I have just finished reading The Cybernetic Brain an interesting history and philosophy of a small group of British cybernetics researchers.
The history is very interesting but in many ways the key point is the philosophy. Pickering claims that cybernetics is distinctive because it does not accept what he calls (follow Bruno Latour) a modern ontology, which is characterised by:
- Dualism between people and things. This is subtly different from the Cartesian dualism of mind and matter, though closely related. The dualism does not necessarily imply an acceptance of Cartesian dualism at a metaphysical level, but does imply a practical division of what and how we study: things in physics, chemistry, etc and people in social science and humanities.
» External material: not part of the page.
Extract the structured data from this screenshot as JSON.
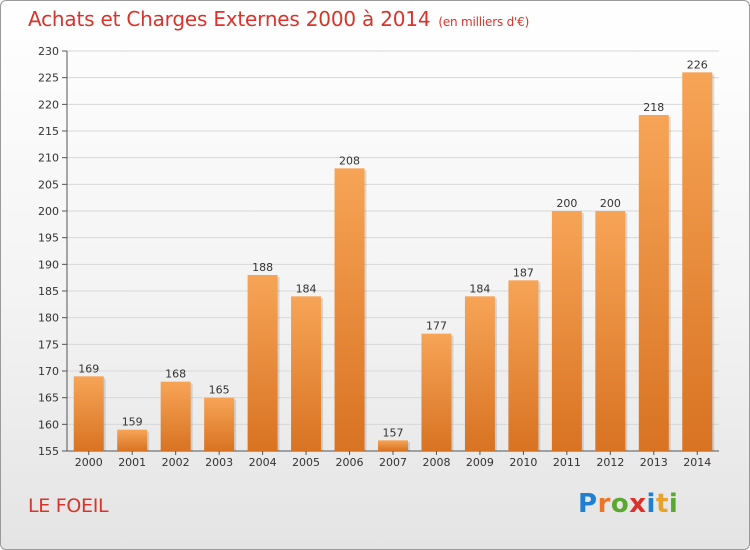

This seems to be an internalisation of cartesian dualism, even by those who do not accept it in theory.
- Representation and deliberation The purpose of science and study in general is to create representations of the world and to think about them
- Knowability In principle the world can be known in all its detail, we just need to put in more work to get more knowledge.
I’m a bit unconvinced by the use of the term “modern” in this case. As Pickering acknowledges it has too many resonances. In many cases I found myself naturally reading the term in ways that was not what was implied in its given use. Firstly the “modern” ontology has been challenged in many areas of modernism, primarily the arts (Pollock, Boulez and Joyce spring to mind) but also to some degree in science (some philosophies of quantum mechanics). So a reading equating “modern” ontology with modernism feels a bit wrong. Another natural reading when comparing work done 50 years ago with “modern” ways of thinking is to read “modern” as meaning “now”. I did that a lot without thinking, but as I will note below, that also seems very wrong. To save coining another term (and incompatibility with Pickering’s text) I will put it in quotes.
Pickering contrasts this “modern” ontology with a cybernetic one characterised by:
- Monism. people and things are not distinct. Its less clear from the book what type of monism this is. To me the implication is of a materialist ontology in which mind is an emergent property of matter. I think this covers a lot of the work, but there are also some spiritual dimensions to this (e.g. in Stafford Beer’s ideas) that I’m not sure how to place
- Non-representational and Performative. We do not represent and think about the world but figure out ways of acting in the world.
- Unknowability The world is fundamentally unknowable, primarily due to its create complexity.
I think that Pickering has identified one of the most interesting and enduring innovations of this early work in cybernetics. He himself sees this ontology as highly marginal, but I in fact I see it as a very common one in the areas of current AI, neuroscience and psychology that I interact with. In fact, my colleague Mark Bishop teaches a whole masters programme around this very philosophy (though he was trained as a cybernetician so it does all make sense).
The revival of this “cybernetic ontology” stems in large part from Rodney Brooks’ critique of the AI of the time (though it has many other streams, in psychology and neuroscience for instance). Good old fashioned AI was in many ways dualist (representation and thing itself were different); certainly was representation and deliberative and did assume that the world was knowable. Brooks contrasted this with an AI in which the world was unknowable but it was possible to construct material artefacts that could perform in the world without representation.
However, while Brooks’ technique was highly influential, his own suggested techniques never quite scaled up or became ubiquitous. So can we say that modern AI still uses a cybernetic ontology? I will take statistical and probabilistic and statistical methods as an example. One of the great recent successes in AI has been the development of statistical and probabilistic machine learning methods, what ontology do they represent. Probability is very clearly a principled mathematical method for dealing with an ultimately unknowable world, we can know it up to a certain degree of probability but no further. So these methods seem, at least, compatible with an onotology of unknowability. What about representation and performance. Many techniques are aimed at directly performing a task (e.g. classification) without a clearly understandable internal representation (e.g. Support Vector Machines). Many other methods are more hybrid, for example, Bayesian Networks do include clear representations and their purpose is to infer probability representations rather than act per se. Also feature extraction can be viewed as a way of creating representations from data (though automated feature extraction is often not humanly understandable. So the case isn’t quite clear, representation is mixed with non-representation and some deliberation is mixed with a lot of performance. What about dualism vs materialism? A lot of work in machine learning is closely linked with contemporary neuroscience (e.g. the Gatsby Unit), which does have a fundamentally materialist outlook in which mind emerges as a property of the interaction of matter. So we can say that the cybernetic ontology is alive an well, and in some ways dominant in certain domains, though still interacting with other philosophies and Pickering suggests it should in his last chapter.